Avanço para os municípios goianos
Para a Federação Goiana de Municípios (FGM), as mudanças promovidas pela Anvisa representam uma oportunidade para que os municípios ampliem a oferta de vagas na educação infantil, considerando as diferentes realidades locais.
Ao reduzir a rigidez de critérios relacionados à área física, à capacidade de atendimento e à distribuição das vagas, a norma possibilita que os projetos sejam planejados de acordo com as características de cada município, especialmente em regiões com limitações territoriais ou orçamentárias.
A flexibilização também pode contribuir para a redução de custos e para a agilização da implantação de novas unidades escolares, fortalecendo a capacidade dos gestores municipais de enfrentar um dos principais desafios da educação brasileira: ampliar o acesso às creches e cumprir as metas estabelecidas pelo Plano Nacional de Educação (PNE).
Desafio ainda é grande em Goiás
Nos últimos dez anos, entre 2015 e 2025, os municípios goianos foram responsáveis pela criação de aproximadamente 77 mil novas vagas na educação infantil, demonstrando o esforço contínuo das administrações municipais para ampliar o atendimento às crianças de zero a cinco anos.
Apesar dos avanços, os indicadores mostram que Goiás ainda enfrenta desafios significativos para alcançar as metas previstas no Plano Nacional de Educação.
Educação infantil em Goiás (2015–2025)
- 77 mil novas vagas criadas pelos municípios goianos na educação infantil (2015–2025)
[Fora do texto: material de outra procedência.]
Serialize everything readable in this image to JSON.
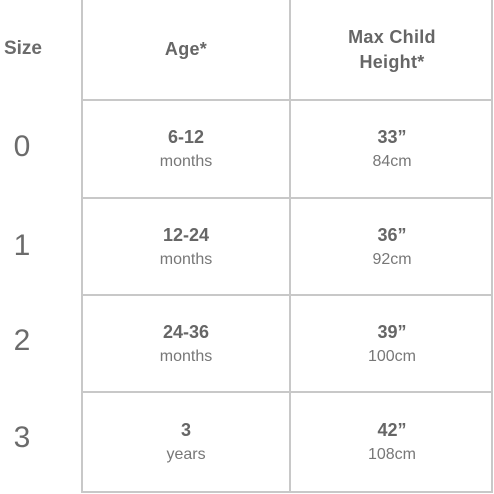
{
  "size_column": {
    "header": "Size",
    "values": [
      "0",
      "1",
      "2",
      "3"
    ]
  },
  "table": {
    "headers": {
      "age": "Age*",
      "height": "Max Child Height*"
    },
    "rows": [
      {
        "age_main": "6-12",
        "age_sub": "months",
        "height_main": "33”",
        "height_sub": "84cm"
      },
      {
        "age_main": "12-24",
        "age_sub": "months",
        "height_main": "36”",
        "height_sub": "92cm"
      },
      {
        "age_main": "24-36",
        "age_sub": "months",
        "height_main": "39”",
        "height_sub": "100cm"
      },
      {
        "age_main": "3",
        "age_sub": "years",
        "height_main": "42”",
        "height_sub": "108cm"
      }
    ]
  },
  "colors": {
    "border": "#c8c8c8",
    "text": "#666666"
  }
}
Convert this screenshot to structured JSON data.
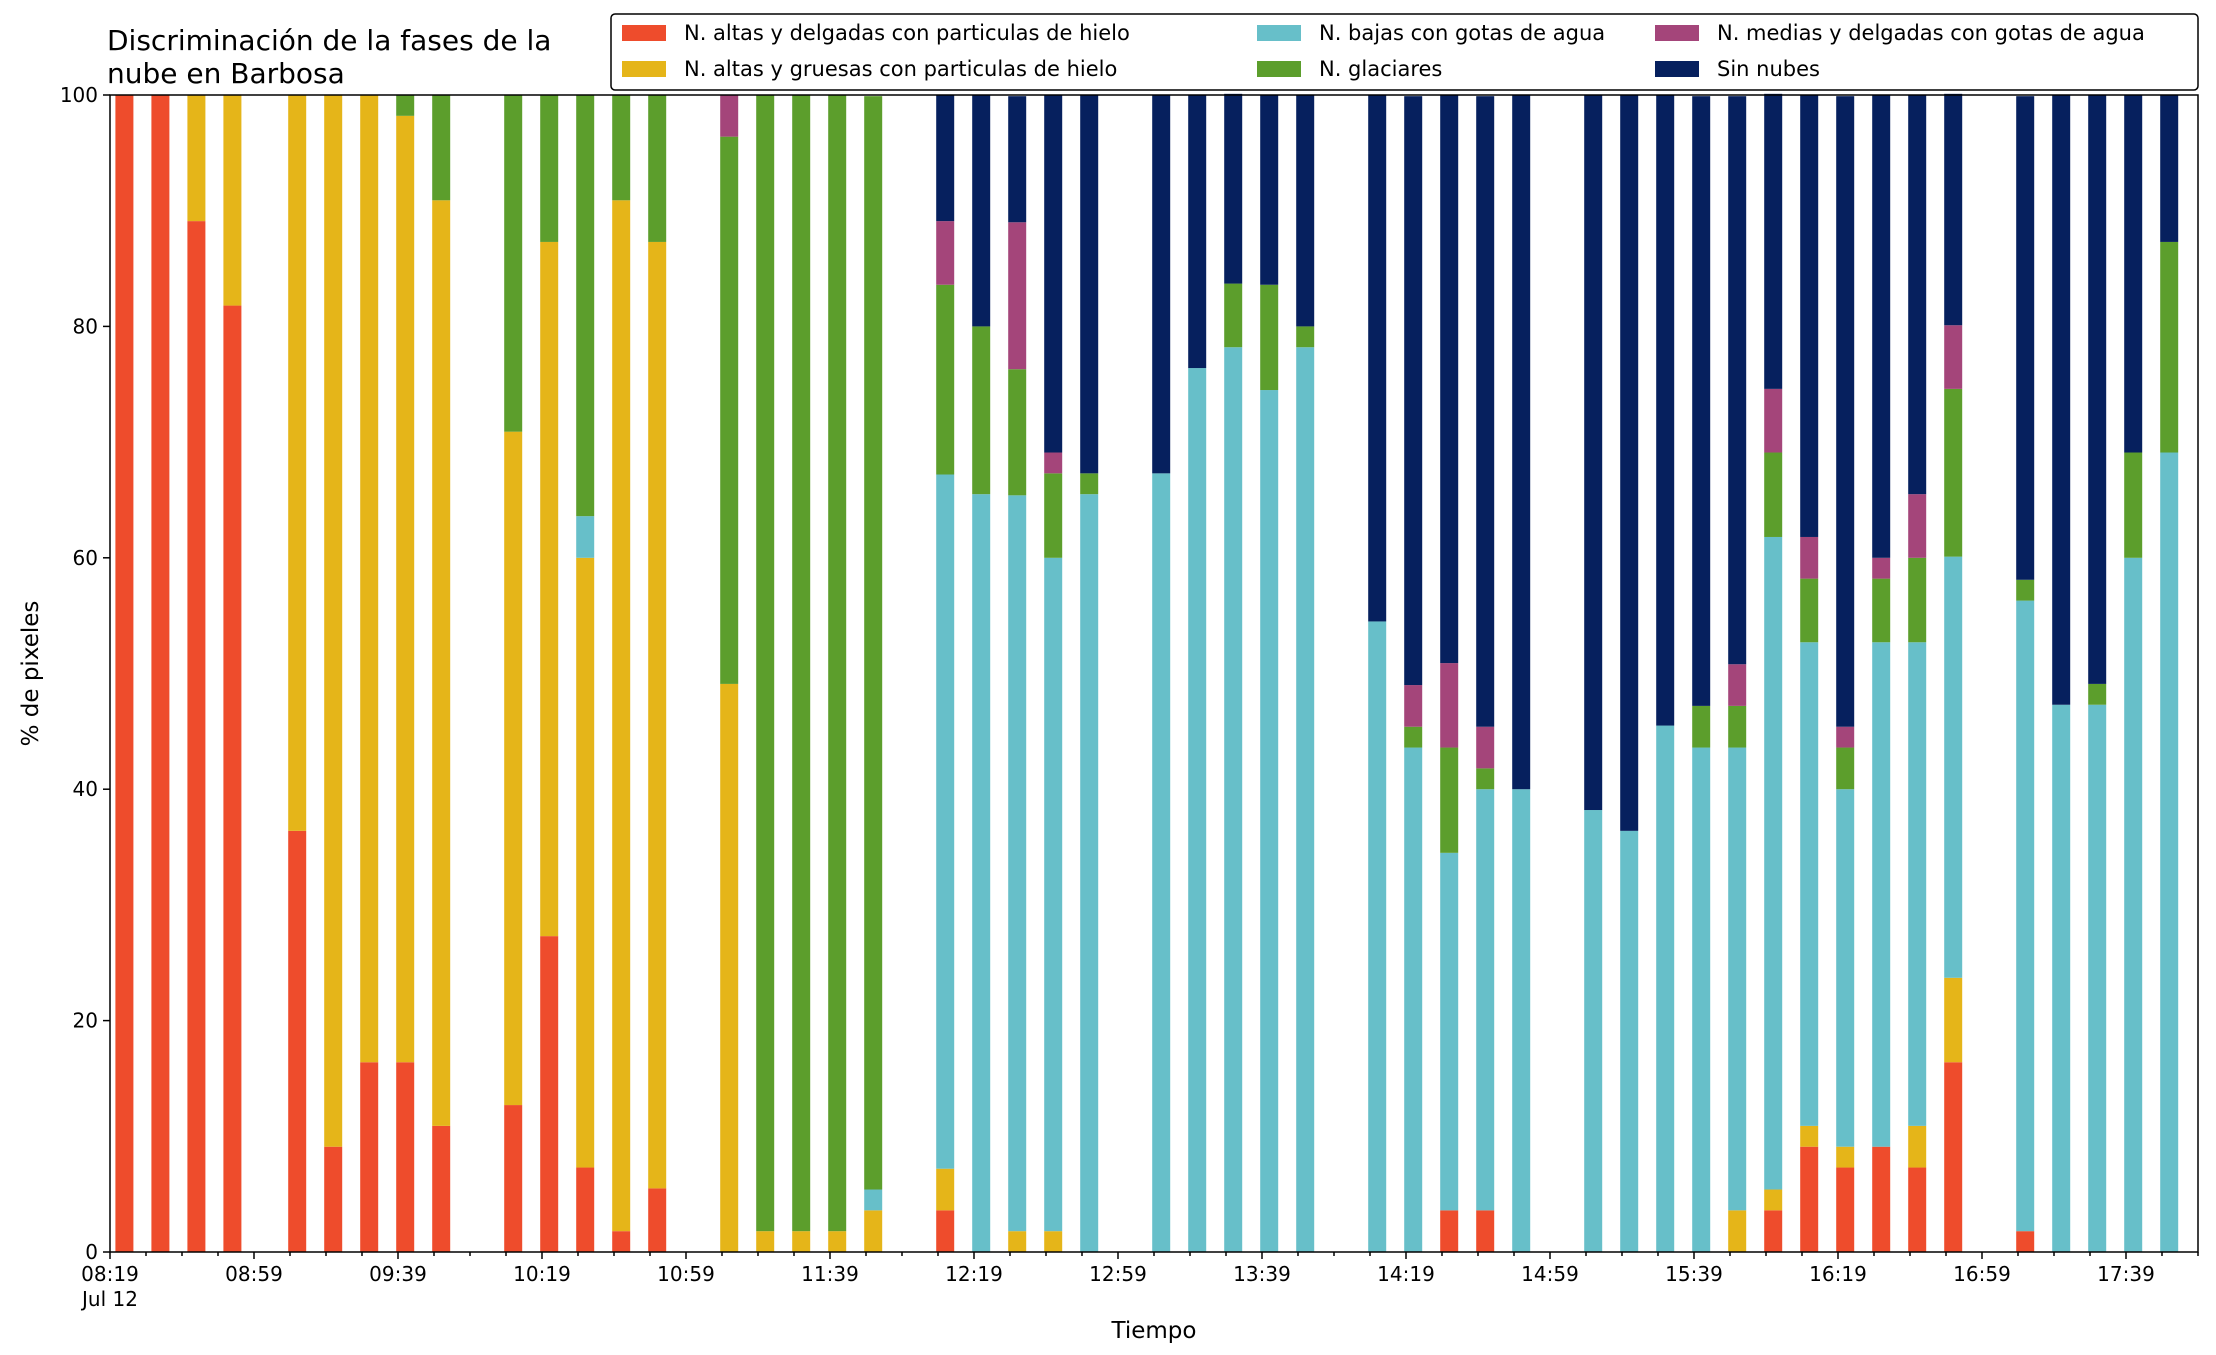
{
  "chart_data": {
    "type": "bar",
    "stacked": true,
    "title_lines": [
      "Discriminación de la fases de la",
      "nube en Barbosa"
    ],
    "xlabel": "Tiempo",
    "ylabel": "% de pixeles",
    "ylim": [
      0,
      100
    ],
    "yticks": [
      0,
      20,
      40,
      60,
      80,
      100
    ],
    "x_range": [
      "08:19",
      "17:59"
    ],
    "x_tick_labels": [
      "08:19",
      "08:59",
      "09:39",
      "10:19",
      "10:59",
      "11:39",
      "12:19",
      "12:59",
      "13:39",
      "14:19",
      "14:59",
      "15:39",
      "16:19",
      "16:59",
      "17:39"
    ],
    "x_date_label": "Jul 12",
    "grid": false,
    "legend_position": "top-right",
    "legend_columns": 3,
    "x": [
      "08:23",
      "08:33",
      "08:43",
      "08:53",
      "09:11",
      "09:21",
      "09:31",
      "09:41",
      "09:51",
      "10:11",
      "10:21",
      "10:31",
      "10:41",
      "10:51",
      "11:11",
      "11:21",
      "11:31",
      "11:41",
      "11:51",
      "12:11",
      "12:21",
      "12:31",
      "12:41",
      "12:51",
      "13:11",
      "13:21",
      "13:31",
      "13:41",
      "13:51",
      "14:11",
      "14:21",
      "14:31",
      "14:41",
      "14:51",
      "15:11",
      "15:21",
      "15:31",
      "15:41",
      "15:51",
      "16:01",
      "16:11",
      "16:21",
      "16:31",
      "16:41",
      "16:51",
      "17:11",
      "17:21",
      "17:31",
      "17:41",
      "17:51"
    ],
    "series": [
      {
        "name": "N. altas y delgadas con particulas de hielo",
        "color": "#ee4c2c",
        "values": [
          100,
          100,
          89.1,
          81.8,
          36.4,
          9.1,
          16.4,
          16.4,
          10.9,
          12.7,
          27.3,
          7.3,
          1.8,
          5.5,
          0,
          0,
          0,
          0,
          0,
          3.6,
          0,
          0,
          0,
          0,
          0,
          0,
          0,
          0,
          0,
          0,
          0,
          3.6,
          3.6,
          0,
          0,
          0,
          0,
          0,
          0,
          3.6,
          9.1,
          7.3,
          9.1,
          7.3,
          16.4,
          1.8,
          0,
          0,
          0,
          0
        ]
      },
      {
        "name": "N. altas y gruesas con particulas de hielo",
        "color": "#e5b519",
        "values": [
          0,
          0,
          10.9,
          18.2,
          63.6,
          90.9,
          83.6,
          81.8,
          80.0,
          58.2,
          60.0,
          52.7,
          89.1,
          81.8,
          49.1,
          1.8,
          1.8,
          1.8,
          3.6,
          3.6,
          0,
          1.8,
          1.8,
          0,
          0,
          0,
          0,
          0,
          0,
          0,
          0,
          0,
          0,
          0,
          0,
          0,
          0,
          0,
          3.6,
          1.8,
          1.8,
          1.8,
          0,
          3.6,
          7.3,
          0,
          0,
          0,
          0,
          0
        ]
      },
      {
        "name": "N. bajas con gotas de agua",
        "color": "#67bfc9",
        "values": [
          0,
          0,
          0,
          0,
          0,
          0,
          0,
          0,
          0,
          0,
          0,
          3.6,
          0,
          0,
          0,
          0,
          0,
          0,
          1.8,
          60.0,
          65.5,
          63.6,
          58.2,
          65.5,
          67.3,
          76.4,
          78.2,
          74.5,
          78.2,
          54.5,
          43.6,
          30.9,
          36.4,
          40.0,
          38.2,
          36.4,
          45.5,
          43.6,
          40.0,
          56.4,
          41.8,
          30.9,
          43.6,
          41.8,
          36.4,
          54.5,
          47.3,
          47.3,
          60.0,
          69.1
        ]
      },
      {
        "name": "N. glaciares",
        "color": "#5c9e2c",
        "values": [
          0,
          0,
          0,
          0,
          0,
          0,
          0,
          1.8,
          9.1,
          29.1,
          12.7,
          36.4,
          9.1,
          12.7,
          47.3,
          98.2,
          98.2,
          98.2,
          94.5,
          16.4,
          14.5,
          10.9,
          7.3,
          1.8,
          0,
          0,
          5.5,
          9.1,
          1.8,
          0,
          1.8,
          9.1,
          1.8,
          0,
          0,
          0,
          0,
          3.6,
          3.6,
          7.3,
          5.5,
          3.6,
          5.5,
          7.3,
          14.5,
          1.8,
          0,
          1.8,
          9.1,
          18.2
        ]
      },
      {
        "name": "N. medias y delgadas con gotas de agua",
        "color": "#a4457a",
        "values": [
          0,
          0,
          0,
          0,
          0,
          0,
          0,
          0,
          0,
          0,
          0,
          0,
          0,
          0,
          3.6,
          0,
          0,
          0,
          0,
          5.5,
          0,
          12.7,
          1.8,
          0,
          0,
          0,
          0,
          0,
          0,
          0,
          3.6,
          7.3,
          3.6,
          0,
          0,
          0,
          0,
          0,
          3.6,
          5.5,
          3.6,
          1.8,
          1.8,
          5.5,
          5.5,
          0,
          0,
          0,
          0,
          0
        ]
      },
      {
        "name": "Sin nubes",
        "color": "#06205e",
        "values": [
          0,
          0,
          0,
          0,
          0,
          0,
          0,
          0,
          0,
          0,
          0,
          0,
          0,
          0,
          0,
          0,
          0,
          0,
          0,
          10.9,
          20.0,
          10.9,
          30.9,
          32.7,
          32.7,
          23.6,
          16.4,
          16.4,
          20.0,
          45.5,
          50.9,
          49.1,
          54.5,
          60.0,
          61.8,
          63.6,
          54.5,
          52.7,
          49.1,
          25.5,
          38.2,
          54.5,
          40.0,
          34.5,
          20.0,
          41.8,
          52.7,
          50.9,
          30.9,
          12.7
        ]
      }
    ]
  }
}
- 35% das crianças de 0 a 3 anos matriculadas em creches em Goiás
- 93% das crianças de 4 e 5 anos matriculadas na pré-escola em Goiás
De acordo com dados da Pesquisa Nacional por Amostra de Domicílios (Pnad) Contínua de 2025, o Estado ainda está distante da Meta 1 do PNE, que estabelece a universalização da pré-escola e a ampliação do atendimento em creches para, no mínimo, 60% das crianças de zero a três anos.
Embora a cobertura da pré-escola esteja próxima da universalização, o percentual de matrículas em creches ainda representa um grande desafio para os municípios goianos.
Nesse contexto, a atualização promovida pela Anvisa surge como mais um instrumento para apoiar os gestores municipais na elaboração de projetos e na expansão da rede de educação infantil, permitindo a criação de novas vagas sem abrir mão da qualidade e da proteção sanitária das crianças.
A íntegra da RDC nº 1.035/2026 está disponível no Diário Oficial da União.